Close Encounters of the Feathered Kind

Jacinta Subjee – creative studio co-ordinator and designer at Two Oceans Aquarium
Jacinta Subjee shares her Penguin encounter experience. All photos by Hayley Mclellan.

While driving home the other day, I listened to my husband recount the events of his day at the office. He rambled on about the clients who had shouted at him because of some or other delay, about the office politics and how frustrating it was to work in such an environment. After all his moaning and groaning, he politely asked me how my day was. “Oh, I got to spend some time with the penguins,” I replied.

Now, even though I’ve been working at the Two Oceans Aquarium for many years, I never get tired of seeing my husband’s jaw drop in disbelief when I tell him about another magical experience that forms part of my working experience at the Aquarium. A Penguin Encounter involves a face-to-face, close-up and personal interaction with our rockhopper penguins.

My Penguin Encounter started at the Marion exhibit with our resident rockhopper penguins. Hopper, whom bird trainer Hayley McLellan introduced to me, became my “bodyguard” as he stayed by my side for most of the time that I spent with the rockhopper penguins. She also pointed out that he could be identified by a black scar on his foot. Each of the rockies has a very specific marking by which she identifies them.

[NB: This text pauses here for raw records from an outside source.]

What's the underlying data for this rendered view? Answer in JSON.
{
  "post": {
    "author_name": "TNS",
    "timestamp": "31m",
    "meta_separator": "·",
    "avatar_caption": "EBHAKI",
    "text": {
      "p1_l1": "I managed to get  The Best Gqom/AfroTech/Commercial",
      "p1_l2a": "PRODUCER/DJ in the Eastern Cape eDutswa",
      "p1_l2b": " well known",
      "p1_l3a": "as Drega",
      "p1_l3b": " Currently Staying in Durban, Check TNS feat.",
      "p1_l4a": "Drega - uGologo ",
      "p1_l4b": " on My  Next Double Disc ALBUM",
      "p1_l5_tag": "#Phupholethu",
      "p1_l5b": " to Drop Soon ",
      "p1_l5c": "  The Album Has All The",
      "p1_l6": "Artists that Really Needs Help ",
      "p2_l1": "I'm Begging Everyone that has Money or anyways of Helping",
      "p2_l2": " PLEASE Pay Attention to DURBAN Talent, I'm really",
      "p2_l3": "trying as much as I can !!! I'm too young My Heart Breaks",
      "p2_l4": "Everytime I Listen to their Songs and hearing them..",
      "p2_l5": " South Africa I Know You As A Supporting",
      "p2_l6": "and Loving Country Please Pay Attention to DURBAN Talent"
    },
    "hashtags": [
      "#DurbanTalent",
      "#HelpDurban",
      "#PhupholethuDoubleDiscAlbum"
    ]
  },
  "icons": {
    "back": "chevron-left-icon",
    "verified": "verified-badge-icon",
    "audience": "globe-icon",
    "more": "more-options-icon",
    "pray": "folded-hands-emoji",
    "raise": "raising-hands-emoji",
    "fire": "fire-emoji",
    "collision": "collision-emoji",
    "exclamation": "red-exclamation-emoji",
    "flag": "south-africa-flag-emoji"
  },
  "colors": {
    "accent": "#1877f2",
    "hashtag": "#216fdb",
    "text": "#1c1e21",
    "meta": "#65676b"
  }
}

On your next visit, try and identify our feathered friends by name. We have placed their unique identification markings on the signage in the Marion exhibit to help you. You can also familiarise yourself with our feathered friends here on the website, by selecting the Species & exhibits tab above.

Teddy, one of our other residents, even spent some time on my lap. I have three beautiful daughters who have shared my lap, now added to that is Teddy. The rockhopper penguins would come up next to me and fluff themselves up, almost like a reaching-for-the-stars type of stretching action. Hayley referred to this action as the rockies being very relaxed with me there. I then watched Hayley feed them, and was quite mesmerised by their obedience. Each of them have a different spot/rock on the exhibit that Hayley moves to, in order to feed them.

Next we moved up to the Sappi River Meander, to the African penguin beach for their feed.

Here I got to keep a record of how much each bird was eating. This information is very important for keeping track of the birds’ wellbeing.

In both instances I noticed a characteristic among the birds, very similar to humans: some of the birds want to be in the forefront getting as much as they can, while others will casually hang around in the back. You even have some trying to grab food from another. We are more alike sometimes than we are willing to admit. A big heartfelt thank-you to Hayley, the African and rockhopper penguins for an experience that I will remember for as long as I live. I love penguins even more ... they’re cuddly and cute.